About Māori research
Māori research at Victoria spans almost every field and method and is an important part of our research programme.
Victoria's researchers are working on local, national and international Māori research projects, many of which are collaborations with iwi, Māori asset holders and other Māori stakeholder groups.
For example, researchers in Te Kawa a Māui, Victoria’s School of Māori Studies, research topics relating to the Māori language and customs, the Treaty of Waitangi, Māori science, Māori politics, Māori resource management, traditional and contemporary Māori societies and identities, Māori mental health, whānau and hapū development, Māori organisations, Māori acculturation, Indigenous academics and their experiences, and kaupapa Māori theory.
Staff at Te Kura Māori research topics that include Māori-medium education (particularly the use of technology), improving the educational aspiration, wellbeing and achievement of Māori children, place-based education, education for sustainability, comparative education, development education, sociology of education, cultural and Indigenous studies in education, higher education and youth studies.
Māori researchers in the Law Faculty work on topics that range from a Māori legal dictionary, through to Treaty of Waitangi claims and Indigenous governance structures. Staff in the Māori business programme are engaged in research around Māori entrepreneurship, sustainability, activism, the role of Māori tradition in management, and Māori and Indigenous intellectual property issues.

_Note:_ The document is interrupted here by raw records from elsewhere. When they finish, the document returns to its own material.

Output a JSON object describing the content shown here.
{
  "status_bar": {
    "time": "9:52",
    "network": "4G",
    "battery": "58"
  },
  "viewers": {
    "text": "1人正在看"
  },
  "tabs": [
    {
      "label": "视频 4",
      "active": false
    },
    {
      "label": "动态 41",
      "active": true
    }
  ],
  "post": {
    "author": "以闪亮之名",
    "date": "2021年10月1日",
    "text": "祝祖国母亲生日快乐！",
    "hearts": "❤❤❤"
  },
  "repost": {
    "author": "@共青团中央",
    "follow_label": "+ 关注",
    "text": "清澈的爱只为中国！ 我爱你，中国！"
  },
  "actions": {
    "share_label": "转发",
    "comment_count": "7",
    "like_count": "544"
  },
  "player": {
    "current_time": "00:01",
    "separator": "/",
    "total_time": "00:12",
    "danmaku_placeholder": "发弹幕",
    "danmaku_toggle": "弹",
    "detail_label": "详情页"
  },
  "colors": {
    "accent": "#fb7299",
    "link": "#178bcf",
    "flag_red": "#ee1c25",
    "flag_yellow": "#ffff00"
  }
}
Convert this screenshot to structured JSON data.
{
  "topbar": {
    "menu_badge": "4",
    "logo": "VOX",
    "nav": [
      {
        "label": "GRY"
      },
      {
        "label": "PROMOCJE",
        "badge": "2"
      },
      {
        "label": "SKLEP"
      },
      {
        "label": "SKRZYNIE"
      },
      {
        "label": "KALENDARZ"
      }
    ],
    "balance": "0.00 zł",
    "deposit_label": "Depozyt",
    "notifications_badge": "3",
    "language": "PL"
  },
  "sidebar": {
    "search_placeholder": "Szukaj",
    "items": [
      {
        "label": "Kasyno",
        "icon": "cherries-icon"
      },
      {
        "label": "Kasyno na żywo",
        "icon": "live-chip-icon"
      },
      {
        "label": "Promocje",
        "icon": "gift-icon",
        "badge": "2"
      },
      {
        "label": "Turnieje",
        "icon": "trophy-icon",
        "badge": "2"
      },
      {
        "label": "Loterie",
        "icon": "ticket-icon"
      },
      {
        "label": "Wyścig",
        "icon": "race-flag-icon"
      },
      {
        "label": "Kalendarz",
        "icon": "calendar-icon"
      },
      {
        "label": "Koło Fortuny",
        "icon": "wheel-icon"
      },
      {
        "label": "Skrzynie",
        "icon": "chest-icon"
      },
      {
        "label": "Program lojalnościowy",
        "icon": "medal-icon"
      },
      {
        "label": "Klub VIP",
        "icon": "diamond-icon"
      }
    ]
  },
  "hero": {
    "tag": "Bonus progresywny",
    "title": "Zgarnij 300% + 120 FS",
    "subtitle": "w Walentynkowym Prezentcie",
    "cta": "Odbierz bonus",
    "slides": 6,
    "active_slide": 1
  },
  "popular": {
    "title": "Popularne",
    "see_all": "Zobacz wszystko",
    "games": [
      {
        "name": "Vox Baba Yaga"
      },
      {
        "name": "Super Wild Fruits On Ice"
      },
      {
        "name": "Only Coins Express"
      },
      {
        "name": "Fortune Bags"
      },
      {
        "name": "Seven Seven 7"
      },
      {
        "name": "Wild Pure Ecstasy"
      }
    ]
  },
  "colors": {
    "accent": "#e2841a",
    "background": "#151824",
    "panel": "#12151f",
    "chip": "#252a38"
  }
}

The Treaty of Waitangi Research Unit is dedicated to research related to the Treaty.
Toihuarewa, the University’s Māori faculty, actively encourages Māori research through the provision of professional development opportunities, research symposia and an international scholar exchange. Victoria is also a partner in Ngā Pae o te Māramatanga: The National Institute of Research Excellence for Māori Development & Advancement.